Fluid Structure Interaction with *MAT_SOFT_TISSUE and EFG Elements

This paper presents LS-DYNA 970.5434a transient simulations for the fluid- structure interaction (FSI) in a prototype biomedical duct. Standard and element free Galerkin (EFG) elements are compared for the nearly incompressible membrane out of *MAT_SOFT_TISSUE, which is a composite reinforced hyperelastic material. The coupling of a multi-fluid arbitrary Lagrangian Eulerian (ALE) solid domain to an EFG solid domain is possible and its LS-DYNA implementation keeps developing. The paper describes particularities of this coupling. The EFG simulation for nearly incompressible materials necessitates a non-default support of 1.4x1.4x1.4 or even higher for accurate results. The EFG simulation demands higher computation times than the standard formulation with reduced integration and type 6 hourglass control. An example is shown, in which the high ratio of the elastic moduli chosen for the fibers and the bulk of the soft tissue material generates a severe hourglass problem that only the EFG method can cope with.
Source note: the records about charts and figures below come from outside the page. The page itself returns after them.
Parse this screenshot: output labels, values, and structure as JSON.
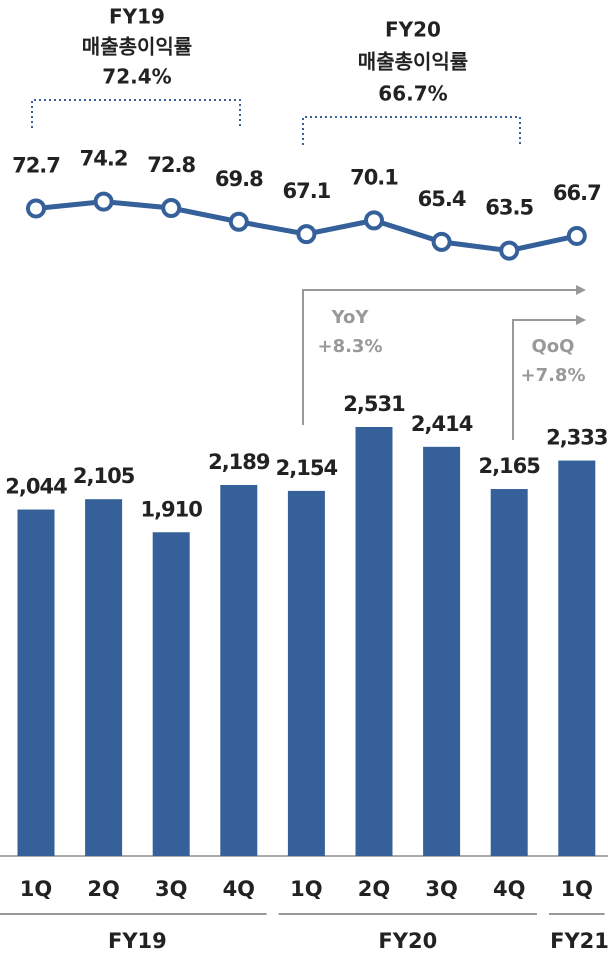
{
  "chart_data": {
    "type": "bar",
    "categories": [
      "1Q",
      "2Q",
      "3Q",
      "4Q",
      "1Q",
      "2Q",
      "3Q",
      "4Q",
      "1Q"
    ],
    "groups": [
      {
        "label": "FY19",
        "count": 4
      },
      {
        "label": "FY20",
        "count": 4
      },
      {
        "label": "FY21",
        "count": 1
      }
    ],
    "series": [
      {
        "type": "bar",
        "color": "#35609a",
        "values": [
          2044,
          2105,
          1910,
          2189,
          2154,
          2531,
          2414,
          2165,
          2333
        ],
        "value_labels": [
          "2,044",
          "2,105",
          "1,910",
          "2,189",
          "2,154",
          "2,531",
          "2,414",
          "2,165",
          "2,333"
        ]
      },
      {
        "type": "line",
        "axis": "y2",
        "color": "#35609a",
        "values": [
          72.7,
          74.2,
          72.8,
          69.8,
          67.1,
          70.1,
          65.4,
          63.5,
          66.7
        ]
      }
    ],
    "ylim": [
      0,
      5000
    ],
    "y2lim": [
      20,
      80
    ],
    "annotations": [
      {
        "lines": [
          "FY19",
          "매출총이익률",
          "72.4%"
        ]
      },
      {
        "lines": [
          "FY20",
          "매출총이익률",
          "66.7%"
        ]
      },
      {
        "lines": [
          "YoY",
          "+8.3%"
        ]
      },
      {
        "lines": [
          "QoQ",
          "+7.8%"
        ]
      }
    ]
  }
}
The standard formulation, however, is remarkably robust and it proves difficult generating an extreme situation where only EFG works and the solver run would abort otherwise. So the potential of the EFG method lies in the accurate prediction without introducing non-physical energy in the system for hourglass stabilization, in situations, where selective reduced or full integration show a too stiff behavior and reduced integration has a hourglass problem. Although LS-DYNA 5434a is already much faster than 5434, a more computational efficient implementation of EFG for solid elements is required. Therefore, the features of the LS-DYNA 971 beta version, which address this lack of performance, are assessed as well. The paper features an abstracted input deck.